Writing code is awesome. Have you ever compared coding works to the work of the potter ? He starts with a piece of clay, shapes it , refines it up to the final object. None from its production is fully identical to an other. Same thoughts apply to the coding works: the language is potter’s wheel, the bits, instructions, functions are the clay and the application is a plate, a jug, a vase. And we all know that we have our tricks, our fads, so that none from my code compares exactly to my colleagues.
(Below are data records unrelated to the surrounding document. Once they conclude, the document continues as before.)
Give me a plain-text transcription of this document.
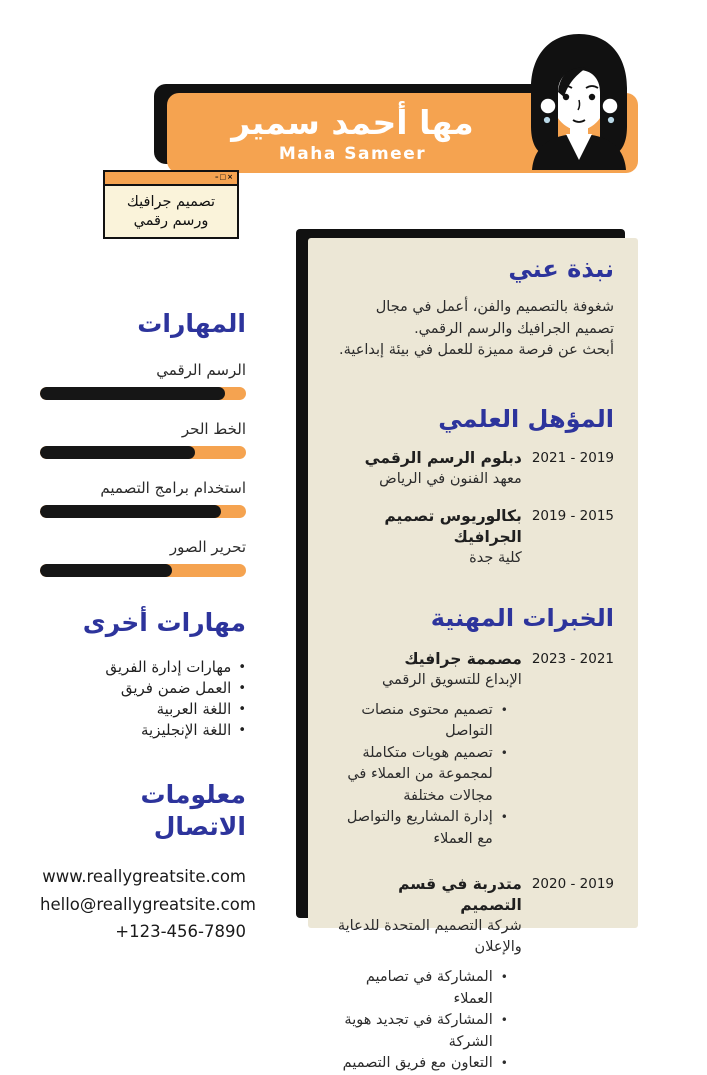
مها أحمد سمير
Maha Sameer
–□×
تصميم جرافيك
ورسم رقمي
المهارات
الرسم الرقمي
الخط الحر
استخدام برامج التصميم
تحرير الصور
مهارات أخرى
•
مهارات إدارة الفريق
•
العمل ضمن فريق
•
اللغة العربية
•
اللغة الإنجليزية
معلومات الاتصال
www.reallygreatsite.com
hello@reallygreatsite.com
+123-456-7890
نبذة عني

شغوفة بالتصميم والفن، أعمل في مجال تصميم الجرافيك والرسم الرقمي.

أبحث عن فرصة مميزة للعمل في بيئة إبداعية.

المؤهل العلمي
2019 - 2021
دبلوم الرسم الرقمي
معهد الفنون في الرياض
2015 - 2019
بكالوريوس تصميم الجرافيك
كلية جدة
الخبرات المهنية
2021 - 2023
مصممة جرافيك
الإبداع للتسويق الرقمي
•
تصميم محتوى منصات التواصل
•
تصميم هويات متكاملة لمجموعة من العملاء في مجالات مختلفة
•
إدارة المشاريع والتواصل مع العملاء
2019 - 2020
متدربة في قسم التصميم
شركة التصميم المتحدة للدعاية والإعلان
•
المشاركة في تصاميم العملاء
•
المشاركة في تجديد هوية الشركة
•
التعاون مع فريق التصميم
As far as creativity is concerned, every thing is fine . However, the side effect of this statement relates to the documentation. As my own thoughts change along the time, my coding skills evolved too probably so that I am now confused when I get back to dated code which lacks critical documentation. I can remember very well a pretty tricky coding section that I worked on 8 years ago, that was so trivial to me at this time so that I did not document it exhaustively (apart from the basic standard line commenting). It took me an hour or two to reverse engineering this code up to the ascertainment that this was just a nice trick and not so much rocket science, however tricky enough to require some more comments.

Now that I handle x00.000 lines of code (actually 800 Mb of VB.NET code and 400 Mb of c/c++ code), documentation becomes quite critical. I paid a particular attention to my c/c++ libraries which are the fundamental basis for most of my applications and I decided to put some efforts on documenting my code, and improving the global description of the code in order to ease the use of these libraries and their inclusion in application code.

I searched the net, asked my colleagues about the de facto standard application for documenting c/c++ code and looked at what others did when writing code. In the end, Doxygen appeared to be the application I was looking for. The quite nice thing about Doxygen is its ability to run apart from the code (as long as you pass the proper parameters); most IDE’s feature optional plugins including Doxygen plugins, more or less sophisticated which help a lot in documenting the code, extracting the information and building the documentation files (html, chm and latex actually). The rules are quite easy to understand, quite flexible, and once again, you can write your comments and documentation blocks the way you like.